AI to Detect How Safe is Your Drinking Water Researchers from IIT Kharagpur have developed an AI-based prediction model for detecting Arsenic pollution in drinking water


Arsenic has been a menace in Eastern India especially along the banks of the Ganga for almost two decades now, putting millions of people at severe health risk. Researchers have been studying the distribution patterns of the contaminated groundwater for years to develop a large-scale ecological and environmental framework addressing this challenge in the region. For the first time, a breakthrough has been achieved. A group of researchers from IIT Kharagpur has successfully predicted the distribution of groundwater arsenic and human health risk in the affected areas using AI algorithms on environmental and geological and human usage parameters.

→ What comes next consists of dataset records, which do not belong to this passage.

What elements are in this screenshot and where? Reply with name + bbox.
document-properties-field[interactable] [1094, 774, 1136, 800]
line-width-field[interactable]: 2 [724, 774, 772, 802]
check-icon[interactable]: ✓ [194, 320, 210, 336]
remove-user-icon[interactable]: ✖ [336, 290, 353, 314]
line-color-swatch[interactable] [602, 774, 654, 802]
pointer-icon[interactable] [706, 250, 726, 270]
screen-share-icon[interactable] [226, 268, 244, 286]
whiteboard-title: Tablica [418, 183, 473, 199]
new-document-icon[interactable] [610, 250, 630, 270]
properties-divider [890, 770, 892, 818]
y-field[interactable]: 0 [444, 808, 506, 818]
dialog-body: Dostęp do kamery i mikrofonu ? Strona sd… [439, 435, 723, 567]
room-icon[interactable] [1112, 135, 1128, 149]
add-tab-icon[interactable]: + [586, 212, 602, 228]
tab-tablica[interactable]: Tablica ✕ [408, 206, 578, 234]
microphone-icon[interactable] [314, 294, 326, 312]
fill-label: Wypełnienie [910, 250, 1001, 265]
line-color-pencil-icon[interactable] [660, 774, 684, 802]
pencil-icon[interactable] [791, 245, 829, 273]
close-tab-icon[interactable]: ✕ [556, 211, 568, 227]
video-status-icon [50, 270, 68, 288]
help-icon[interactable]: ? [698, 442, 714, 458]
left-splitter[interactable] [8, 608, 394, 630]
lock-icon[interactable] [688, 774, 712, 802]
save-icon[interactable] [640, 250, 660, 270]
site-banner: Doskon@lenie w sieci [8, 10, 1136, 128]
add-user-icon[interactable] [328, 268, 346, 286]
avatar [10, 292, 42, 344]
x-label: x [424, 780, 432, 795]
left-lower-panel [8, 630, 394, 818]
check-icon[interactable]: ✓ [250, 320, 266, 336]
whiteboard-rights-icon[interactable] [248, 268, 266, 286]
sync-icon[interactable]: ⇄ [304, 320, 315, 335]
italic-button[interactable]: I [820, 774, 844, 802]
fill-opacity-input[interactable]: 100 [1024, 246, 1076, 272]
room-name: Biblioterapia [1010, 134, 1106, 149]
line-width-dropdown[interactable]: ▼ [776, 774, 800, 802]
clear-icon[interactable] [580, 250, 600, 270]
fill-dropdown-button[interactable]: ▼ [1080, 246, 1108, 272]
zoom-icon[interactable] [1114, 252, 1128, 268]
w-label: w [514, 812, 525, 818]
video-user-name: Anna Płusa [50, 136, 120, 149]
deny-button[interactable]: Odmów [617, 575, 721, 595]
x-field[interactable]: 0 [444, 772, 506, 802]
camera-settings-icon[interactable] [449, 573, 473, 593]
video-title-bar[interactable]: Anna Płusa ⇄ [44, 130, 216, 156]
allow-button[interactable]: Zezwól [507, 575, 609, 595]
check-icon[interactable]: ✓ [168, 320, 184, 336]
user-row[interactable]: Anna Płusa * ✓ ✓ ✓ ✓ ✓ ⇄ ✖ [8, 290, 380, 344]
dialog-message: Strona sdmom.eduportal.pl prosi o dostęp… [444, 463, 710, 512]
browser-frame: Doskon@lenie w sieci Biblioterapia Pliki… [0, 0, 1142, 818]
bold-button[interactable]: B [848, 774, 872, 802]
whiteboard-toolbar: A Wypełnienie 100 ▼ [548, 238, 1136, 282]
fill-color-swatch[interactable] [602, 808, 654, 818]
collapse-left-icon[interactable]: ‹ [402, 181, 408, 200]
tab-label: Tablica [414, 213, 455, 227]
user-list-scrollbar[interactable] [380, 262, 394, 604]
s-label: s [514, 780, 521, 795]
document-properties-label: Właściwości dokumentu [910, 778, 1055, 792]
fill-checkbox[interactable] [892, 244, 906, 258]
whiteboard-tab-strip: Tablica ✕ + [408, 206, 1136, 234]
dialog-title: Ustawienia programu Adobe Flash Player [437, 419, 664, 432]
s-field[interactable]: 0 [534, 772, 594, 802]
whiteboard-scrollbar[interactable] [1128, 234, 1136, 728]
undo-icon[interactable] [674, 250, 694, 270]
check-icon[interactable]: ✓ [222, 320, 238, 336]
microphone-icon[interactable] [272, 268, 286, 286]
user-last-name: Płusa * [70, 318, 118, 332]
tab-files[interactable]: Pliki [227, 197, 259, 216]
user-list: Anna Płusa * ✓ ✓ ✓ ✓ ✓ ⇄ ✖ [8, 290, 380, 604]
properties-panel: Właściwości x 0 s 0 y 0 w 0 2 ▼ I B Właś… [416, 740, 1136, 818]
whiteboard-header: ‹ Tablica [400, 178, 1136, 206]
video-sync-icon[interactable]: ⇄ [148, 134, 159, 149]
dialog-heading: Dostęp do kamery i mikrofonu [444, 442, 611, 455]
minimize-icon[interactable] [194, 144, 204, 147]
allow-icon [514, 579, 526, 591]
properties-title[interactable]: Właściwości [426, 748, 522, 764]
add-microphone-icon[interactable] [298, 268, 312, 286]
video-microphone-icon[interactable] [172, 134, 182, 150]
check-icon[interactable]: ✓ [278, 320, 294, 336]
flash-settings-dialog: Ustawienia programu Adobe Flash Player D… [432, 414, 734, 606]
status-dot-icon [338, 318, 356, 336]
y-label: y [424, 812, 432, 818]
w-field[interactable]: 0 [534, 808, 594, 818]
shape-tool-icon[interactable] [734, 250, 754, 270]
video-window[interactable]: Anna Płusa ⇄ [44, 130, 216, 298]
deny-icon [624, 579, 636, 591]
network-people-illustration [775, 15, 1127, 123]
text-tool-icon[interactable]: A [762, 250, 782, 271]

The researchers have delineated the high and low arsenic zones across the entire delta using artificial intelligence and quantify the number of people exposed. This study which has been published in the international journal Science of The Total Environment, led to the development of probabilistic models of arsenic occurrence, exposure and human health risk assessment within the delta region. The model shows a strong association of ‘surficial aquitard thickness’ and ‘groundwater-fed irrigation’ to regional-scale As-hazard. “Our AI models predict the occurrence of high arsenic in groundwater across more than half of the Ganges River delta, covering more than 25% area extent in each of the 19 out of 25 administrative zones in West Bengal. A total of 30.3 million people are estimated to be exposed to severely high As-hazard within the Ganges River delta,” said lead author of the paper and research scholar Madhumita Chakraborty.

While the predictive model framework would prove to be vital typically for the identification of drinking water sources in arsenic affected areas of West Bengal, it can be used in other parts of the country, which are also suffering from severe groundwater pollutants, said the researchers. “Eventually, all this information forms the baseline knowledge for the recently initiated Jal Jeevan Mission of the Government of India. The mission is based on providing safe drinking water to every household of the country within 2024 and the outcome of this provides the information for the location of safe groundwater, which is the primary source of drinking water for most of India,” opined the research lead Prof. Abhijit Mukherjee at IIT Kharagpur’s Dept. of Geology and Geophysics.

It is to be noted that Eastern India and Bangladesh, which source more than 80% of its drinking water from groundwater sources, are coping with this issue of naturally-sourced arsenic mass poisoning. The studies conducted until now were unable to offer an effective model for policy decisions due to the delineation of the local extent and geochemical mechanisms for arsenic pollution. The researchers from IIT Kharagpur thus opted for AI which is now being used across the world to successfully model the distribution of groundwater contaminants.
“Such successful use of artificial intelligence in geoscience enables us to find answers and build prima-facie understanding before further detailed field-based investigation or validation. However, such regional-scale models do not completely eliminate the need for field investigation in many cases; especially for groundwater contaminants like arsenic which is known to exhibit well-to-well variability in concentration,” added Prof. Mukherjee.